# When to use fixed effects or multi level models in regression?

Suppose you run an experiment where the treatment is Gatorade and the outcome is one-mile runtime. You’ve stratified on variables such as sex, height and weight so they’re well randomized and have no correlation with the treatment. Terrific!

Now suppose that you’re interested in runtime and sex (using a categorical variable for simplicity). Because you stratified on sex, you can condition on it in your post-experiment inference. To this end, I see two options.

1. Include a coefficient for Gatorade and a coefficient for sex (ex: variable is $$1$$ for female else $$0$$.)

2. Use a multilevel model where there’s a global slope and sub-group slopes (one for man and one for female). The global slope is a prior for each of the sub group slopes.
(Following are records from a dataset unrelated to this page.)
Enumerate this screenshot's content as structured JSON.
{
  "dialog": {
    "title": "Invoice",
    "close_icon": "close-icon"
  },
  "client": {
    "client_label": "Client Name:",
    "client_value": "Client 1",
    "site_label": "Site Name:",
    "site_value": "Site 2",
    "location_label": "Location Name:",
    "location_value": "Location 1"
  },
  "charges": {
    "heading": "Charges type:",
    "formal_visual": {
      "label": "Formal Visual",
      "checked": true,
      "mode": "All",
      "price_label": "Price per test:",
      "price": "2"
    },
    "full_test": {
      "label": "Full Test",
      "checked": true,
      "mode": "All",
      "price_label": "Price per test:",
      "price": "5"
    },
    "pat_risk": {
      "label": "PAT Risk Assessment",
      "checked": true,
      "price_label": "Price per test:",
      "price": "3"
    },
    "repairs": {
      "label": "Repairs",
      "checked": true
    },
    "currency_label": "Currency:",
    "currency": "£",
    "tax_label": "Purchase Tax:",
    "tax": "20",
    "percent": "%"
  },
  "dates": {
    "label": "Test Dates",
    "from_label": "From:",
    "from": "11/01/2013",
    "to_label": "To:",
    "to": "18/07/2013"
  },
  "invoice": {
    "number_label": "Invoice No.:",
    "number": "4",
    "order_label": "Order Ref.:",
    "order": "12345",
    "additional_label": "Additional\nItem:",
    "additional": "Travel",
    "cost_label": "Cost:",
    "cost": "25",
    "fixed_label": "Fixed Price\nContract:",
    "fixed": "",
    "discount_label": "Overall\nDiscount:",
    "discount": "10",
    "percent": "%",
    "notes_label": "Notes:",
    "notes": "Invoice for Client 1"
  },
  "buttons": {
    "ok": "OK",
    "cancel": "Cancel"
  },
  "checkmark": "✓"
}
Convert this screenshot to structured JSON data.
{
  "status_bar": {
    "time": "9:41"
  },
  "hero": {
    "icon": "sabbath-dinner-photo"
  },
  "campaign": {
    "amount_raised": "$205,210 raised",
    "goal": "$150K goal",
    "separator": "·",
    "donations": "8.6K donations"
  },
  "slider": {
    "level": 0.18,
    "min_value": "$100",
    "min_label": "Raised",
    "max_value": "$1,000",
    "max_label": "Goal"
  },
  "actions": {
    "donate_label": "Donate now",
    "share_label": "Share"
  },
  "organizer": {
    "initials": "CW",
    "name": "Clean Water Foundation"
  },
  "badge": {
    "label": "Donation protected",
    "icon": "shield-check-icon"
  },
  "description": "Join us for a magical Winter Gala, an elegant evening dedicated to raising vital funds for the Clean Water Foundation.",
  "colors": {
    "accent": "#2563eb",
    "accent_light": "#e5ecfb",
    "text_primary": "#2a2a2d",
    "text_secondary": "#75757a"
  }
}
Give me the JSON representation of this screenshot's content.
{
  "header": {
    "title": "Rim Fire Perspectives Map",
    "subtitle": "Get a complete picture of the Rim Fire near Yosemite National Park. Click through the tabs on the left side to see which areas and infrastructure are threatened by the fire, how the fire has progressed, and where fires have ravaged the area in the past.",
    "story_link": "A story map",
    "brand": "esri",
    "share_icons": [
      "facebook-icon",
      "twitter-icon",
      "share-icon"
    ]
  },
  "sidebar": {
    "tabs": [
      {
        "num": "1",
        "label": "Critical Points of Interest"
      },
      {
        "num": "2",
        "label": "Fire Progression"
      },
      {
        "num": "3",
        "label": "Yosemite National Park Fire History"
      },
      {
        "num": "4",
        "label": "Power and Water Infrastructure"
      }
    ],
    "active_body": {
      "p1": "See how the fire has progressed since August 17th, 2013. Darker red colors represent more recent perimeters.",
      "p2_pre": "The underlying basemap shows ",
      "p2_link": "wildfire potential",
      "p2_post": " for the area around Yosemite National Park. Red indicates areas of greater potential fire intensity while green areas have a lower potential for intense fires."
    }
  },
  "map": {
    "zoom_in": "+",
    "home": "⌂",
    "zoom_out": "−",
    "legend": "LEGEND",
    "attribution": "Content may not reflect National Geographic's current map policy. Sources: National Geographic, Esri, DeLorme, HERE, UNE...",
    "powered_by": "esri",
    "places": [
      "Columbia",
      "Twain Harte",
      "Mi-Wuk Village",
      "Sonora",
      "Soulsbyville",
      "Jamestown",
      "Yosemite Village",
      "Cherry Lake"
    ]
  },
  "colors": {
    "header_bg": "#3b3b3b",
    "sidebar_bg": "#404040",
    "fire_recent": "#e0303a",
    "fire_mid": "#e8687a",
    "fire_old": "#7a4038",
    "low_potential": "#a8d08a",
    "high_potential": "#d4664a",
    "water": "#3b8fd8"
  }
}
My questions are: Are these methods equivalent? If not, when would one be more appropriate than the other?

## 2 Answers

Theoretically, there is nothing stopping you from using a two-level random effect, but I think a mixed model here would be complete overkill. I would just fit a model that treats sex as a categorical variable and leave it at that. With a fixed effects version, you get directly interpretable coefficients. A mixed model would be more useful if you had several clusters that you were trying to summarize in a meaningful way, but here you just have two. You don't know yet if they meaningfully vary enough to use as random effects (which could be its own problem with convergence if they don't). So it would be best to just stick to the fixed effects version in my opinion.

As far as whether or not you can use Bayes, there's nothing stopping you from using Bayes for fixed or random effects. That is more on you for deciding which paradigm you want to utilize, one with priors and one without.

Like Shawn, I see no need for a mixed model (aka multilevel model). There's no reason your errors should not be independent in the "regular" regression and that is the problem that MLM or mixed models are designed to solve.

But I would include an interaction between sex and Gatorade. It seems to me that what is interesting here is whether Gatorade has different effects on the runtime of men and women, and that is what an interaction tests.